Q: What are the specific contributions from NYGC Bioinformatics team?

In work led by [Lead Bioinformatics Scientist] André Corvelo, PhD, we developed new methods for using unmapped reads (those that do not cleanly line up with the reference human genome) to identify parts of the genome that are missing from the reference. About 10% of these appear to be errors in the reference, as they are present in 2 copies in every individual in the TOPMed cohort. One might expect that the reference donors might have had 1 or 2 such variants by chance, but not 100. However, the remainder are loci at which individuals vary. It has been known for years that such sites exist, but until recently, it has been much easier to discover sites present in the reference and absent in other genomes than those absent in the reference that are present in others. Adding these sequences to our catalog of human variation will allow future studies to see if any of them associate with disease risk or other traits.

Q: What do you see as the future use of this data/next steps for this project?

This paper describes analysis of 53,000 samples (97,000 for the imputation panel), but the entire TOPMed program now has over 130,000 whole genome sequences. Although it is unlikely that another paper of this scale will be published on the final dataset, the work of discovering variation will go on, and the resources will continue to be released to the community. Importantly, the cohorts in TOPMed were selected for their relevance to heart, lung, blood, and sleep disorders, so much important work is still ongoing using these data to study these diseases. Further, TOPMed has always been a multi-modal project (hence the “Trans-Omics” in the name), so while the genome sequencing phase is largely complete, additional studies of RNA sequencing, metabolomics, and proteomics are going on for many of the samples whose sequence is being reported here and will enable multi-modal data analyses that build on the work presented here.
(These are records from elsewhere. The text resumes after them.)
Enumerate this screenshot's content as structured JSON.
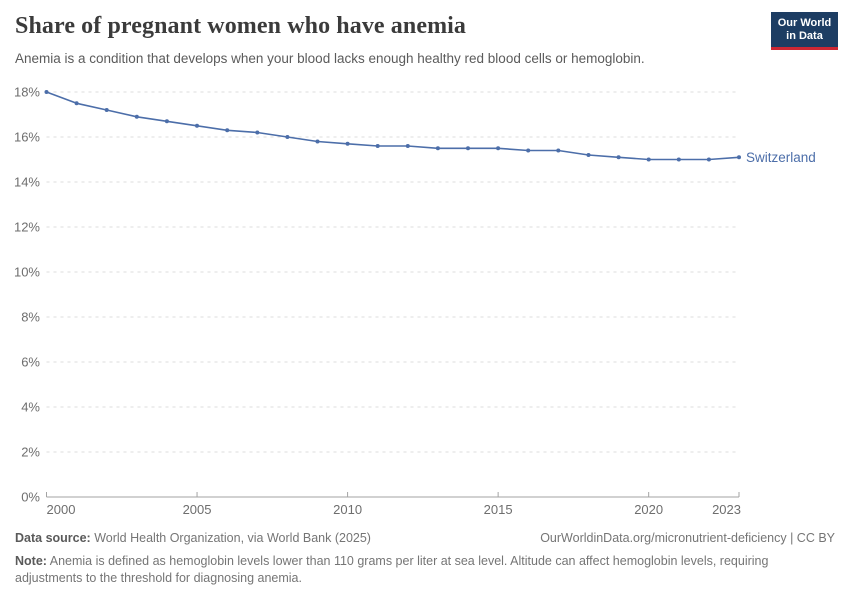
{
  "header": {
    "title": "Share of pregnant women who have anemia",
    "subtitle": "Anemia is a condition that develops when your blood lacks enough healthy red blood cells or hemoglobin.",
    "logo": {
      "line1": "Our World",
      "line2": "in Data",
      "bg": "#1d3d63",
      "stripe": "#cd2733"
    }
  },
  "chart_data": {
    "type": "line",
    "title": "Share of pregnant women who have anemia",
    "x": [
      2000,
      2001,
      2002,
      2003,
      2004,
      2005,
      2006,
      2007,
      2008,
      2009,
      2010,
      2011,
      2012,
      2013,
      2014,
      2015,
      2016,
      2017,
      2018,
      2019,
      2020,
      2021,
      2022,
      2023
    ],
    "series": [
      {
        "name": "Switzerland",
        "color": "#4C6EA9",
        "values": [
          18.0,
          17.5,
          17.2,
          16.9,
          16.7,
          16.5,
          16.3,
          16.2,
          16.0,
          15.8,
          15.7,
          15.6,
          15.6,
          15.5,
          15.5,
          15.5,
          15.4,
          15.4,
          15.2,
          15.1,
          15.0,
          15.0,
          15.0,
          15.1
        ]
      }
    ],
    "xlabel": "",
    "ylabel": "",
    "ylim": [
      0,
      18
    ],
    "ytick_step": 2,
    "ytick_suffix": "%",
    "xticks": [
      2000,
      2005,
      2010,
      2015,
      2020,
      2023
    ],
    "grid": "dashed-horizontal",
    "legend_position": "end-of-line",
    "colors": {
      "grid": "#dcdcdc",
      "axis_line": "#a3a3a3",
      "axis_text": "#6e6e6e"
    }
  },
  "footer": {
    "source_label": "Data source:",
    "source_text": "World Health Organization, via World Bank (2025)",
    "link_text": "OurWorldinData.org/micronutrient-deficiency | CC BY",
    "note_label": "Note:",
    "note_text": "Anemia is defined as hemoglobin levels lower than 110 grams per liter at sea level. Altitude can affect hemoglobin levels, requiring adjustments to the threshold for diagnosing anemia."
  }
}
We have continued to develop our methods for detecting non-references sequences in whole genome sequence. We are currently applying these to other large datasets including updated sequencing of the 1000 Genomes Project and the Centers for Common Disease Genomics program, which also has over 130,000 whole genomes. In addition to the variation discovery aspect, we are also working on applying our discoveries from these and other sequencing projects to the study of complex diseases such as Alzheimer’s disease.